最近,市面上書籍種類繁多,以專題史為內容的著作充斥大小書架。閱讀、數學、哲學、文學,甚至連書架都有了自己的歷史。關于某一類場所,或者某一類特定用途的建筑物的歷史似乎很少被著重書寫。或許,作者很難分清自己究竟是在描繪建筑功用的歷史,還是建筑藝術的歷史。舉個簡單的例子,音樂廳的歷史就很難加以描述。
總的說來,現代意義上的音樂廳發源于歐洲。最主要的源頭可能有兩個。一個是早期基督徒做禮拜時聚會所用的會所或者禮拜堂。另一個則是希臘-羅馬文化中引以為傲的露天劇場和競技場。古羅馬時代的禮拜堂都是改造過的議事中心,這種建筑通常為半球形,巨大的穹隆頂會產生很好的回聲效果。后來,這種教堂在不斷發展中改變著自己的形態,形成長方形正廳的特色,用以控制特定聲音的傳播距離,并且有利于集中信眾的視線。當一個人走進教堂的正殿時,他的眼睛會立刻被視野中心,位于透視點上的祭壇吸引。而經過妝點的祭壇也正好位于聲音傳播的焦點之上。祭祀活動的每一個過程都會被信徒聽得十分真切。
另一種源頭是群眾活動的地點,露天劇院和競技場。露天劇場差不多都是半園形的結構,舞臺位于圓心。競技場的橢圓目前演化為各種各樣大大小小的足球、橄欖球和田徑運動場。這兩種場地對聲音和看臺的設置為現代音樂廳的建立打下了扎實的基礎。
所以,每當一座音樂廳建成和開始使用的時候,人們都會對音樂廳在視覺和聽覺上提出相當高的要求。最近,這樣的要求在上海音樂學院新落成的音樂廳中再次響起。不過,這座外表看似拜洛伊特劇院,內部仿照金色大廳的建筑不僅能經受專業音響工程師的測試,也通過一場開幕音樂會讓音樂廳的音響得到人耳的檢驗。
在音樂學院里建造音樂廳本來不是什么新鮮事。但是上海音樂學院盡管有世界一流的辦學質量,卻始終沒有一個像樣的演奏廳。落戶汾陽路幾十年來,始終使用當年部隊留下的一座禮堂,放電影、開大會,再加上學生藝術實踐,這座禮堂堪稱“多功能”的典范。如今,多功能禮堂終于壽終正寢,嶄新的音樂廳矗立在那里,象征著……(不用多說,大家從小到大沒少做類似的填空題)。
在此音樂廳落成啟用之際,肯定有很多寄語和希望。我也不自覺地自命不凡一番,把它比作縮小了一號的拜洛伊特或者金色大廳。實際上,出于本意,我倒更希望這座音樂廳老老實實地做好它自己。

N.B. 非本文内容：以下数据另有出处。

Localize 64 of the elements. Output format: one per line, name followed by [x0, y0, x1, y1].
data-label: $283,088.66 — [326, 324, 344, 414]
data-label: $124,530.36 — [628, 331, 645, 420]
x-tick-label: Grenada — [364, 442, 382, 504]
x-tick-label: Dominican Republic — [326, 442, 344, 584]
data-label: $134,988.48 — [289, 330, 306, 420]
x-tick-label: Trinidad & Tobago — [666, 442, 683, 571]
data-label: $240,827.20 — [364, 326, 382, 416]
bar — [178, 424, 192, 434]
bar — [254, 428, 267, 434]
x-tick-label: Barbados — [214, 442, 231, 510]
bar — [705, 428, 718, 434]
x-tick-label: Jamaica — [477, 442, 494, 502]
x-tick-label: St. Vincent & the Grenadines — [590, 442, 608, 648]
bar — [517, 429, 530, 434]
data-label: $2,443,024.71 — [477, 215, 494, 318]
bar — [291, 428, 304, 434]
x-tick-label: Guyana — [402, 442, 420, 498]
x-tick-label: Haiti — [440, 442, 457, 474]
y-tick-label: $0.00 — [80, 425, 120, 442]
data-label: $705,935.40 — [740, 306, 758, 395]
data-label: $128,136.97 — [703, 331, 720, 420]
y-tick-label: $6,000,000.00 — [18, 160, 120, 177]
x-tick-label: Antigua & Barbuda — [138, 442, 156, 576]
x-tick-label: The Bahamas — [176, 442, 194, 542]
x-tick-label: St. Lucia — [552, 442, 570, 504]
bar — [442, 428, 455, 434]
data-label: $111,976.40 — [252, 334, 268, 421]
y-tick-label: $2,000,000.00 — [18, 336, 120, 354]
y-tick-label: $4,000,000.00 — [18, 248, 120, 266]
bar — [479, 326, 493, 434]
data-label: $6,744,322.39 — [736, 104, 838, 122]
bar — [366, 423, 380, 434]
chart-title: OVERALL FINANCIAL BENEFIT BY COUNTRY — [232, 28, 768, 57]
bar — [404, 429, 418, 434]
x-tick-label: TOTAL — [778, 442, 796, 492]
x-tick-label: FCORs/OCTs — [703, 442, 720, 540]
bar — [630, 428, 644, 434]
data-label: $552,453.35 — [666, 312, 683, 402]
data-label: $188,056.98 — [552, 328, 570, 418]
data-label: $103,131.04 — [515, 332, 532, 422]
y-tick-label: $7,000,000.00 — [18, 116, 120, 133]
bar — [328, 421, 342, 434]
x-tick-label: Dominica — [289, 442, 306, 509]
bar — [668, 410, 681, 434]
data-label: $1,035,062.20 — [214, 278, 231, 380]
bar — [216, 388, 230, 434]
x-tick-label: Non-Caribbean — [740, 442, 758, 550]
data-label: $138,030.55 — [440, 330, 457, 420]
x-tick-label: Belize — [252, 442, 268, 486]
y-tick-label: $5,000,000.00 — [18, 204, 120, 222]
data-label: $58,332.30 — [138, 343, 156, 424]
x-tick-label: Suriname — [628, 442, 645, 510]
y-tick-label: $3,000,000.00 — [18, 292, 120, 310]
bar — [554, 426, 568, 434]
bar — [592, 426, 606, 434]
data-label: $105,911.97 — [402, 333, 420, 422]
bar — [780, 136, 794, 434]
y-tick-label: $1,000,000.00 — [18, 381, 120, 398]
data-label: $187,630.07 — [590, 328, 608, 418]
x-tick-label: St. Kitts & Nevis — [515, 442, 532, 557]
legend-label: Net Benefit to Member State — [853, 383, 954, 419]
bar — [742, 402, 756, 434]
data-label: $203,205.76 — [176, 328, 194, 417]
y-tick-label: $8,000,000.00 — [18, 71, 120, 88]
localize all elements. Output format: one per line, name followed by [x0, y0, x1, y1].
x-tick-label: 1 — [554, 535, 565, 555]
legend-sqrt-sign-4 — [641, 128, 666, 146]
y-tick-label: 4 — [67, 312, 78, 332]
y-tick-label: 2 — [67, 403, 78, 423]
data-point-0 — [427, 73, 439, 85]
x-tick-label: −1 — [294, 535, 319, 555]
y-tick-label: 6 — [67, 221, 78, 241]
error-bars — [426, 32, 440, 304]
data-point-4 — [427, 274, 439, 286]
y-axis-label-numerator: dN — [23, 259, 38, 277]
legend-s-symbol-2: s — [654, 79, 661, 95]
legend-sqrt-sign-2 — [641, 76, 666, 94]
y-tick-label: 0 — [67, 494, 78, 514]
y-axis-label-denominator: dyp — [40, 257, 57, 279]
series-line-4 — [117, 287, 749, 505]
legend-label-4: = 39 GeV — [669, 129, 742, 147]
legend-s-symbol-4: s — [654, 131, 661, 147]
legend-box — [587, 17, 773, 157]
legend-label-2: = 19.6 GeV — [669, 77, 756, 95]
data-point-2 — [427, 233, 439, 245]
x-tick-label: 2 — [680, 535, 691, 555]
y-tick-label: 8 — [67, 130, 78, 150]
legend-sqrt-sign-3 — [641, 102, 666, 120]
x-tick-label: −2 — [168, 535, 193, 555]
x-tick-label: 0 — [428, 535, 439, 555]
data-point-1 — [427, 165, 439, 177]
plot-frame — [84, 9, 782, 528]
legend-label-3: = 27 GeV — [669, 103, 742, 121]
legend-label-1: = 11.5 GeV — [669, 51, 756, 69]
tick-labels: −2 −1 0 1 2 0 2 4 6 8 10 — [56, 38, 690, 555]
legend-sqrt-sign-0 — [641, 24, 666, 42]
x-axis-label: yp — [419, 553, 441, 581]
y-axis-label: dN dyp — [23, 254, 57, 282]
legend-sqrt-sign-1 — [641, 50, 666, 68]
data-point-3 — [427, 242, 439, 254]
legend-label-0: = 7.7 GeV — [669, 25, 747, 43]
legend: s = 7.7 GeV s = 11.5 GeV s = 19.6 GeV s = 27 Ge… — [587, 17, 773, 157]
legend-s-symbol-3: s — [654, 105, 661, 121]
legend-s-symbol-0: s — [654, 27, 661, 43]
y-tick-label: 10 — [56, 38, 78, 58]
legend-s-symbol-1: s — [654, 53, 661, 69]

無論從外觀上還是從裝潢上,還是從內部結構上,新落成的賀綠汀音樂廳都無法同任何一座世界一流的音樂廳相比。所以,我們不必希望這座音樂廳有朝一日名滿全球。畢竟,它沒有貝殼一樣的外觀,也沒有超級宏偉的管風琴,更沒有獨具特色的平板凳設計。相比之下,這只是一個小小的演出場所,并沒有任何起眼之處。
但中國的古話說:山不在高,有仙則名。水不在深,有龍則靈。古人深知硬件和軟件建設的重要意義。陋室就是一處硬件,古人不嫌自己的“硬件”破舊,堅持認為,高風亮節的“軟件”定能使這一處簡陋的小室名滿天下。果然,陋室因這壯懷豪情的語句流芳百世,房舍早已無從尋訪,但這種精神卻始終長存。
賀綠汀音樂廳相比那些名滿天下的偉大音樂廳歌劇院恐怕也最多只能稱為一處“陋室”。但今天,我們豈不是更有理由堅信自己的“軟件”會使這音樂廳的精神永世長存么?上海音樂學院的賀綠汀音樂廳有一支常駐樂隊,一支充滿朝氣和活力的青年交響樂團。雖然演奏員普遍比較年輕,而且都是學生身份,但這種認真負責的態度一點都不輸給專業樂團。況且,年輕不僅不是一種負擔,更是一種資本,是這支樂隊敢于創新和發展的動力。因此,與其寄希望于一座終將朽壞的建筑物永垂不朽,不如寄希望于在其中奮斗的年輕人的精神流芳百世。
因此,在這樣一座嶄新的音樂廳得以建立和使用的時候,我們期待看到優秀的音樂會、優秀的演奏員、優秀的指揮與樂團、優秀的觀眾。這也許是我們音樂生活的明天的真實寫照。